Your eating to your internal thermo regulator
The food is more bioavailable for the digestive organs to utilise
You then absorb your nutrients better and more effeciently
You moisturise and lubricate the intestines
There is less bacteria on the food, as heat primarily kills most of it.
Eat regularly, avoid certain times & eat until 80% full
Our bodies are run by a internal timing regulator, better known as our circadian rhythm. If you look at the Chinese Organ Clock - you can see that digestion is optimal in the morning and declines in the evening. This is due to the rise in cortisol for metabolism in the first half of the day (coinciding with the rising of the sun) and the rise of melatonin in the second part of the day (coinciding with the setting of the sun). Alas the beautiful balance of work and rest.

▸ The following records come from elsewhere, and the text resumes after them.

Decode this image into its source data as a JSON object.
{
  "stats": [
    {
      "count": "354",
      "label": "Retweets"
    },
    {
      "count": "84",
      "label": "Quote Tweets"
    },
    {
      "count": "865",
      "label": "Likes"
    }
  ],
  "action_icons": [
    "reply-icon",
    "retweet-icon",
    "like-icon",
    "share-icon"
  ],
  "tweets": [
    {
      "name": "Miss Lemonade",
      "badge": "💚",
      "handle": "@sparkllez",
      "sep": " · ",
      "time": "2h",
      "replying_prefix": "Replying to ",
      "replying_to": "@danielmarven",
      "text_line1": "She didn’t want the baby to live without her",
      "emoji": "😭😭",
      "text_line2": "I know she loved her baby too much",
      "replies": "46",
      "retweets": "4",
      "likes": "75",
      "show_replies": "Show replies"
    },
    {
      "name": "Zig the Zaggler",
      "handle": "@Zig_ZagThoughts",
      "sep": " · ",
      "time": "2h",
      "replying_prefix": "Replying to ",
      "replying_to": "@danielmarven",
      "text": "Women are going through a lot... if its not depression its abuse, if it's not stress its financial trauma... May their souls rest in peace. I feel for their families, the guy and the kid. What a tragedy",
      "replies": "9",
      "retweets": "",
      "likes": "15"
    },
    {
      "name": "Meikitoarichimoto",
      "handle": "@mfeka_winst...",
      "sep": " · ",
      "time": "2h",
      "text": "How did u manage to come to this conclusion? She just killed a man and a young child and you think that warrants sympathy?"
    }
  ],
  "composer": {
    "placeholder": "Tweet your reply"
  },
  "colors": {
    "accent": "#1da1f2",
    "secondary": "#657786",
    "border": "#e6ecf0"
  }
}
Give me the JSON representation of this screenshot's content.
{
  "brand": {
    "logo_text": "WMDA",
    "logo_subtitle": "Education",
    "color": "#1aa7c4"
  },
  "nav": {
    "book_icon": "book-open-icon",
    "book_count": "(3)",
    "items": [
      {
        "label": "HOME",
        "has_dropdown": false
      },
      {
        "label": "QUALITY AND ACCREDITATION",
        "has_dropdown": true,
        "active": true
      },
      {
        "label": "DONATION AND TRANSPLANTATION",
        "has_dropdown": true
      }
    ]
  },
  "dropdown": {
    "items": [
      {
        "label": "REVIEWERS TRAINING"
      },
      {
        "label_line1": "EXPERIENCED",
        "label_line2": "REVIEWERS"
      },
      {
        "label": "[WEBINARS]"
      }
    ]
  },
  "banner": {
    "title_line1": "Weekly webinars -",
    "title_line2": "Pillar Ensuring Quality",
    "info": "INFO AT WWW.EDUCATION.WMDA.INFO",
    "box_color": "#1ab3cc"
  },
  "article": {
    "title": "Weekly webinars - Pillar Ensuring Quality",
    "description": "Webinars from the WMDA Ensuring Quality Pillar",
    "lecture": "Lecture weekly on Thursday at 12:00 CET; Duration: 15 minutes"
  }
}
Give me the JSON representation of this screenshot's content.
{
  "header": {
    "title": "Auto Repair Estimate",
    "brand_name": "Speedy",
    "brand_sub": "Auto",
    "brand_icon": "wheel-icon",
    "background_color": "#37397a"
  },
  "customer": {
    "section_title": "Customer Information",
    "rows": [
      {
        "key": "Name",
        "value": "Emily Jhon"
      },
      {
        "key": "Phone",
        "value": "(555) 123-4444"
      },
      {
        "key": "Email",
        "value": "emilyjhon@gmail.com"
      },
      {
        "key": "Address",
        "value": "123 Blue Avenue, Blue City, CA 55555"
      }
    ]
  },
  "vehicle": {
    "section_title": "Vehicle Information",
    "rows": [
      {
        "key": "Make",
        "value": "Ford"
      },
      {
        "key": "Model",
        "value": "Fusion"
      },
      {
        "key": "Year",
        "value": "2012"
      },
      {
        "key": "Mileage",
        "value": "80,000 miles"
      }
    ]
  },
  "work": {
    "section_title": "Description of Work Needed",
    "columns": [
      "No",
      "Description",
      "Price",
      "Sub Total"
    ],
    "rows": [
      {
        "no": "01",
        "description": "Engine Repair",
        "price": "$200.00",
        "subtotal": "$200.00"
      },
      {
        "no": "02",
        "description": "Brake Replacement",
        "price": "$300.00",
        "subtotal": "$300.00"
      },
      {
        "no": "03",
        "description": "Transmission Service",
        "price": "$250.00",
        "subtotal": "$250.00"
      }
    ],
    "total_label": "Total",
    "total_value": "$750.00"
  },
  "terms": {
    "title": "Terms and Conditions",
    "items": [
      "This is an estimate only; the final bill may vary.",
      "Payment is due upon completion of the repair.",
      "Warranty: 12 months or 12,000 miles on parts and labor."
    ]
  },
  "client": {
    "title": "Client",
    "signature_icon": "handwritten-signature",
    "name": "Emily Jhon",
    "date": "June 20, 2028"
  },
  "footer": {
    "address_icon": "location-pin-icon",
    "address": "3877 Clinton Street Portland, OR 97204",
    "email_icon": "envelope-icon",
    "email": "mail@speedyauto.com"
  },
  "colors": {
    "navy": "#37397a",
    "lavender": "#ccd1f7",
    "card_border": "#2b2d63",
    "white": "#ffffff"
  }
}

Avoid eating a-lot before bed / or at night time - this injuries your digestive system as your body is not accustomed to metabolising food here.
Switch your intermittent fasting to the evening (not the morning), where food plays such as vital role in influencing that digestive fire.
Eat regularly and intentionally. Eat at similar times so you can train your gut to work for you, not against you. Have a date with your plate and be present in the moment whilst you eat. That brain - gut axis is strongest when your focus is solely on appreciation of chew, flavour, touch, swallowing etc.
A huge damaging factor to the stomach / spleen organs is........ overeating!
The digestive fire cannot keep up. If you are present with your food however, this generally is avoided.
Avoid the foods (for the time being) that are causing the problem
This is a no brainer!
Damp mucus producing foods, excessive raw foods, juices, refined sugars, processed foods and perhaps even corn, soy, dairy, gluten and eggs.
See how your body feels off them and then introduce them back in and connect the dots with your signs and symptoms.